N Korea peddles illicit gambling sites to South’s criminal ring

Seoul’s spy agency has linked the sales to the office funding leader Kim Jong Un.
By Taejun Kang for RFA
Taipei, Taiwan
N Korea peddles illicit gambling sites to South’s criminal ring Miniatures of people with computers are seen in front of the North Korean flag in this illustration taken July 19, 2023.

A North Korean information technology group has created illegal online gambling websites and sold them to a South Korean cybercrime ring, the South’s National Intelligence Service revealed. 

Gyonghung Information Technology Co., a group of 15 members based in Dandong, a Chinese border town next to the North Korean city of Sinuiju, was reportedly paid US$5,000 by an unnamed South Korean criminal organization in exchange for the development of a website and $3,000 monthly for its maintenance, the agency, known as NIS, said on Wednesday. 

The company is also believed to have earned an extra $2,000 to $5,000 for increased website user traffic, involving commercial transactions via bank accounts owned by Chinese nationals and the global online payment service PayPal.

“Dandong has emerged as a base for apparel production in China, with the manpower from North Korea, and North Korean IT organizations have sprouted up and blended in among the North Korean workers in the area to make money and illegally earn foreign currencies,” said the NIS, adding that thousands of North Koreans generate income abroad through similar tactics. 

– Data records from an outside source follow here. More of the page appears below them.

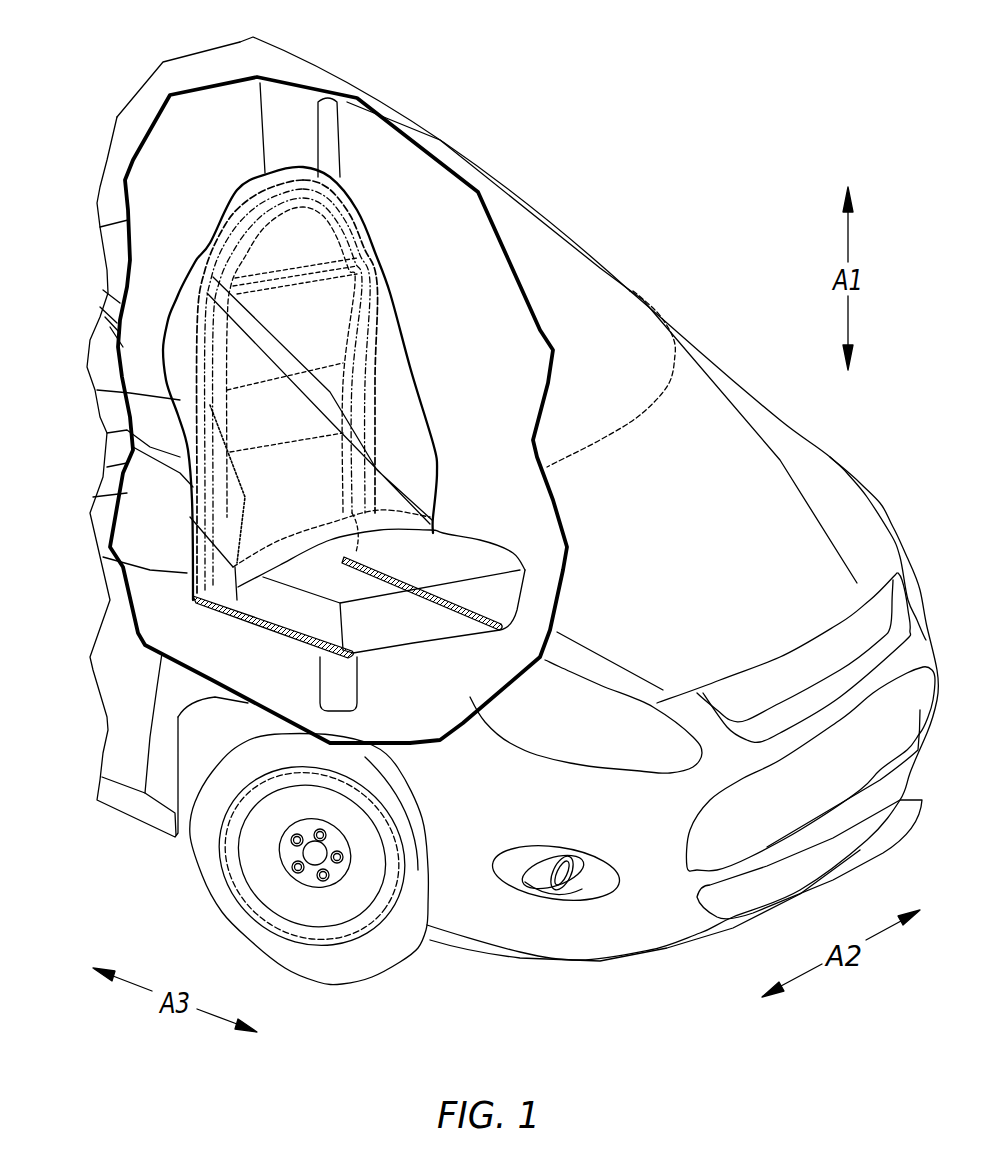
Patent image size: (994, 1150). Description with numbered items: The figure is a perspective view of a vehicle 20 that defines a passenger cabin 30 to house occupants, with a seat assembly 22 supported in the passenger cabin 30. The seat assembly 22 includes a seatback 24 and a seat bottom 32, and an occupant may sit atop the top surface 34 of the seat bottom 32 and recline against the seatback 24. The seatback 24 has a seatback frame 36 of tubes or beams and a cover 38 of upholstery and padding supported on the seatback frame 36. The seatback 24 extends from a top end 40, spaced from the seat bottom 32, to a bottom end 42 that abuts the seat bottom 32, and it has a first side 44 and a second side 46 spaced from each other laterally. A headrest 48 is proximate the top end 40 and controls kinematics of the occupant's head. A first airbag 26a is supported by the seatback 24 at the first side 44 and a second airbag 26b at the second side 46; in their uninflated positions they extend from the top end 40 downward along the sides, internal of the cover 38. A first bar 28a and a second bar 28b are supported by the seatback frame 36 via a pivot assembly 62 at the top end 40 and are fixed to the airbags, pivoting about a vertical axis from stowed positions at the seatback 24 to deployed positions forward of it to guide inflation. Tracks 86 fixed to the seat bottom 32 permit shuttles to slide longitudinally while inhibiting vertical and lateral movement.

The vehicle 20 is at (567, 147).
The seat assembly 22 is at (450, 287).
The seatback 24 is at (380, 273).
The first airbag 26a is at (200, 503).
The second airbag 26b is at (373, 363).
The first bar 28a is at (353, 177).
The second bar 28b is at (233, 183).
The passenger cabin 30 is at (200, 133).
The seat bottom 32 is at (493, 535).
The top surface 34 is at (450, 547).
The seatback frame 36 is at (367, 227).
The cover 38 is at (180, 342).
The top end 40 is at (253, 173).
The bottom end 42 is at (103, 557).
The first side 44 is at (97, 390).
The second side 46 is at (427, 420).
The headrest 48 is at (210, 240).
The pivot assembly 62 is at (288, 173).
The tracks 86 is at (280, 637).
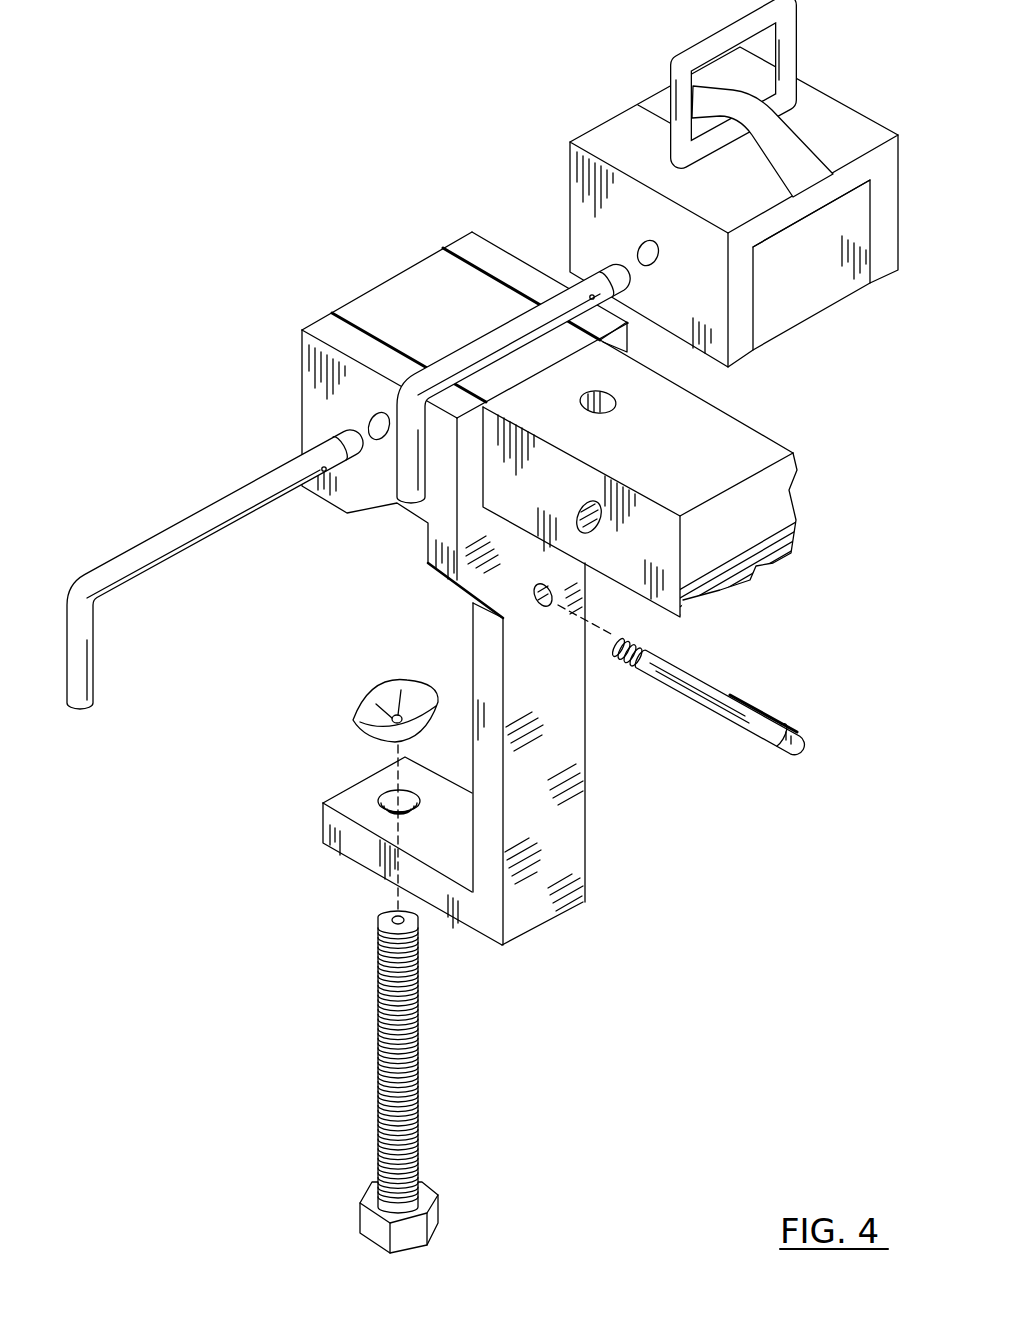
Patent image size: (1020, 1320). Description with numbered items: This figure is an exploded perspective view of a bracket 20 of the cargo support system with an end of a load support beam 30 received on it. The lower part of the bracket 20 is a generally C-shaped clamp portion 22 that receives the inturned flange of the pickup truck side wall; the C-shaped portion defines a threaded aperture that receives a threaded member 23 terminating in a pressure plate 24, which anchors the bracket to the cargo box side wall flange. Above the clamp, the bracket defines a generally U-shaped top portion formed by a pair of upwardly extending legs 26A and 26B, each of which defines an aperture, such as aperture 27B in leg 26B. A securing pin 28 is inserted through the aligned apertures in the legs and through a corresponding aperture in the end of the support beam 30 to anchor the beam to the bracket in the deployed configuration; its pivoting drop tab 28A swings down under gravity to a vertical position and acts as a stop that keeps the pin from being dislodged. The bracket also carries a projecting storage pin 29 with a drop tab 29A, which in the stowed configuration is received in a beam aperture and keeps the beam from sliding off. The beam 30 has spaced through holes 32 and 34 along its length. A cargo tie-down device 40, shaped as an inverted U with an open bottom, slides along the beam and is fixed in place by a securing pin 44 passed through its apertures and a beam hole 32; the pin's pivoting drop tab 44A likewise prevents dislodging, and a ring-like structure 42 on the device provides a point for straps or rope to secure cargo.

The bracket 20 is at (192, 363).
The C-shaped clamp portion 22 is at (568, 738).
The threaded member 23 is at (418, 1045).
The pressure plate 24 is at (387, 700).
The upwardly extending leg 26A is at (510, 270).
The upwardly extending leg 26B is at (308, 365).
The aperture 27B is at (380, 438).
The securing pin 28 is at (183, 530).
The pivoting drop tab 28A is at (333, 437).
The storage pin 29 is at (685, 672).
The drop tab 29A is at (802, 757).
The load support beam 30 is at (707, 470).
The through hole 32 is at (583, 505).
The through hole 34 is at (613, 400).
The cargo tie-down device 40 is at (607, 138).
The ring-like structure 42 is at (792, 38).
The securing pin 44 is at (465, 353).
The pivoting drop tab 44A is at (613, 278).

Since the United Nations Security Council’s 2017 sanctions against Pyongyang, North Korean citizens have been barred from working in China, a measure aimed at curtailing the North’s ability to fund its nuclear and missile development programs. But North Korean operatives have camouflaged themselves as IT workers by fabricating their identities.

The spy agency said the Gyonghung group is believed to be under the so-called Bureau 39 of the North Korean ruling party, which is responsible for managing and raising secret funds for leader Kim Jong Un. Each member of the group sends the North Korean government about $500 per month. 

The group is led by Kim Kwang Myong, a former official of Pyongyang’s main intelligence agency, Reconnaissance General Bureau. It also extorted personal information from users who accessed the websites it developed through the installation of malicious codes. 

The amount of revenue generated by the entity from the South Korean criminal organization is not immediately known. However, the organization was also found to have generated profits in the trillions of South Korean won through the use of its websites, and an investigation is underway into the ring.